Photo above from the Whicita Art Museum cafe

I had the great joy of visiting Marjory Goldsmith-Clymer last week. She was my high school art teacher who now lives in Wichita, Kansas, where most of her family resides. Marjory has been a dear friend and confidant since I was 15 years old. On Feb 16th it was Marjory's 91st birthday!
She is still as beautiful, charismatic and bejeweled as she was when she commanded the attention of a classroom full of students at Madison High School in the 1970's when I attended.


Marjory's nieces and nephews rolled out the red carpet to celebrate Marjory's birthday and to show me a good time!!!
It was wonderful to tour the Wichita Art Museum with my mentor/ art instructor! Dale Chihuly knows how to make a statement and did just that in the museum's entrance, with this hanging chandelier. I took my shoes off to walk across the glass covered well filled with Chihuly's work. It felt like you were looking at tide pools filled with treasures.

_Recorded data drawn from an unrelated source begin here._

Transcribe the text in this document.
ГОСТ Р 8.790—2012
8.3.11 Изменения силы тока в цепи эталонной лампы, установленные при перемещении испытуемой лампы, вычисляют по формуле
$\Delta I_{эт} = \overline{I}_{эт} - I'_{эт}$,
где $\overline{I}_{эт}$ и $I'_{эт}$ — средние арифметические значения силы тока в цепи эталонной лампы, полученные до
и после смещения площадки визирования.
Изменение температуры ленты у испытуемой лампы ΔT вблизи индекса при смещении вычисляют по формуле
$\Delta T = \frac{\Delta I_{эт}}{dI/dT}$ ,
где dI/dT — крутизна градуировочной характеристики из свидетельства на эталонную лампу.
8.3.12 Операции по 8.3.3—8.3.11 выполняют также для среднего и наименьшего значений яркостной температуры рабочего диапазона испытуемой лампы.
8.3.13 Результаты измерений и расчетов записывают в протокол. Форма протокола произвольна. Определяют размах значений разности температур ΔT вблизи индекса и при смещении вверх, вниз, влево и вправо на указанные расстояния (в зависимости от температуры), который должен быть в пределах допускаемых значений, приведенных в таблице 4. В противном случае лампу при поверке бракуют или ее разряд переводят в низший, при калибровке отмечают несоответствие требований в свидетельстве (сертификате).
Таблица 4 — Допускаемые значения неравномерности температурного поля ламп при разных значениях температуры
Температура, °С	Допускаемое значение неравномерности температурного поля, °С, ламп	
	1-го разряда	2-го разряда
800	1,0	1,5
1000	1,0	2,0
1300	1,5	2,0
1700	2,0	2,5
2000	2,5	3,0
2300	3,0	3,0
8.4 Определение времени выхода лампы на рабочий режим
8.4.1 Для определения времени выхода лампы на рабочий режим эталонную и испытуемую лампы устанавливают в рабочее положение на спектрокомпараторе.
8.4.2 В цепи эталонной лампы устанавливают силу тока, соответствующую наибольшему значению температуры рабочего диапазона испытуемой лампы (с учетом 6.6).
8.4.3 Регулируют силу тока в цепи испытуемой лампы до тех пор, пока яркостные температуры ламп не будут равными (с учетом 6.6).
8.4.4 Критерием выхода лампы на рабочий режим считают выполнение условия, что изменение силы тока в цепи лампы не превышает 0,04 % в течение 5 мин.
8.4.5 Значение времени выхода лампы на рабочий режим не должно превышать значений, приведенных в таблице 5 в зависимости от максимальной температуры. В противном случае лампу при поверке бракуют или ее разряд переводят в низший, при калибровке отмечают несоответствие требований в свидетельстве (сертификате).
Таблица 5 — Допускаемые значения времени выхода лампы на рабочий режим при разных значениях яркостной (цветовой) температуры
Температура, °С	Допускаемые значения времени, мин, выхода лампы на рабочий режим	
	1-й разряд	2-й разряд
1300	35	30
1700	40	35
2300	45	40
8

From the Whicita art museum website: "A Couple of Ways of Doing Something" was one of the main exhibits. The exhibition, on view featured arresting daguerreotype portraiture as well as tapestries and photogravures created by Chuck Close.
After receiving his MFA from Yale, Close gained recognition in the 1970s for his massive-scale portraits which were painted using a photorealist style, making them nearly indistinguishable from their photographic equivalent. Close chose to create these paintings with tools considered more difficult to manipulate than brushes and paint in order to create a breakthrough for himself as an artist. Among these unconventional implements were razor blades, rags and even a stamp pad and the artist's own fingerprints.

A Couple of Ways of Doing Something proves to be no exception, as Close, confined to a wheelchair since a spinal artery collapse in 1988 left him paralyzed, creates portraits using one of the most arduous and archaic photographic processes, the daguerreotype. If you make it to the museum, stop in the cafe...we had a delicious lunch in the museum's cafe.


We also toured the Allen -Lambe House designed by Frank Lloyd Wright
From the Allen-Lambe house museum website: The HISTORY OF THE ALLEN-LAMBE HOUSE MUSEUM below:



The Henry J. Allen House designed by Frank Lloyd Wright was sold, September 20, 1990 by the Wichita State University Endowment Association to the Allen-Lambe House Foundation.

The residential structure located at 255 N. Roosevelt, Wichita, Ks. was designed for the prominent journalist and Statesman Henry J. Allen and his wife Elsie J. Nuzman Allen, who was active in local art organizations. The design concepts date from 1915 and the House was occupied in 1918. The Allens continued to live in the house until late 1947. The House, that Frank Lloyd Wright considered "among my best," is considered the last of the Prairie Houses. Stylistic exterior features include a horizontal carthage marble "water table" as a transition design element between the prairie floor and the house, raked horizontal brick joints and flush head joints, expansive clay tile roof with emphasis on horizontal lines and a unique ridge, hip ridge and lower starting course with a Japanese flavor.

Interior features include the continuity of the exterior brick which is a blend of ocher and tan colors with all horizontal joints gilded. This detail was only used elsewhere at the Martin House in Buffalo, New York and the Imperial Hotel in Tokyo. The living and dining room wrap around a sunken garden with a large water garden. The other two sides of the garden are defined by a garden house and wall capped by large concrete vases.

The quarry tile terrace extends into the living room and dining with access from both rooms through glass doors to the terrace. This continuity of floor material along with the brick, plaster colors, etc., establishes a strong indoor/outdoor design relationship.
Views to the exterior are through "light screens" which consist of clear glass doors and windows with terminal windows or side windows framing the views to nature with art glass. Exterior window flower boxes raise the prairie floor up to establish a strong visual relationship to nature. Lighting is integrated into the environment with the living room ceiling lanterns, wood and mulberry paper and also in the art glass dining room ceiling. Radiator grilles, built in furniture, bookcases and moveable furniture are all interrelated designs for a harmonious whole. 23 pieces of original furniture have been loaned back from The Wichita State University Endowment Association. Also, several pieces of art work collected by Elsie Allen have been acquired from Baker University and The Wichita Center for the Arts. The furniture was a collaborative effort between Frank Lloyd Wright and George M. Niedecken who worked with Frank Lloyd Wright on 12 projects over a 15 year period, which included the Coonley House, Robie House and the Meyer May House.


Marjory has had an immeasurable influence on my life...she is still vibrant, quick to laugh and filled with faith and love. She helped me to feel that I had a gift. She fostered that gift with encouragement. Marjory shares in my success as an interior designer because without her belief in me, I know that I would not have followed my bliss into the creative world in which I earn a living. Thank you Marjory!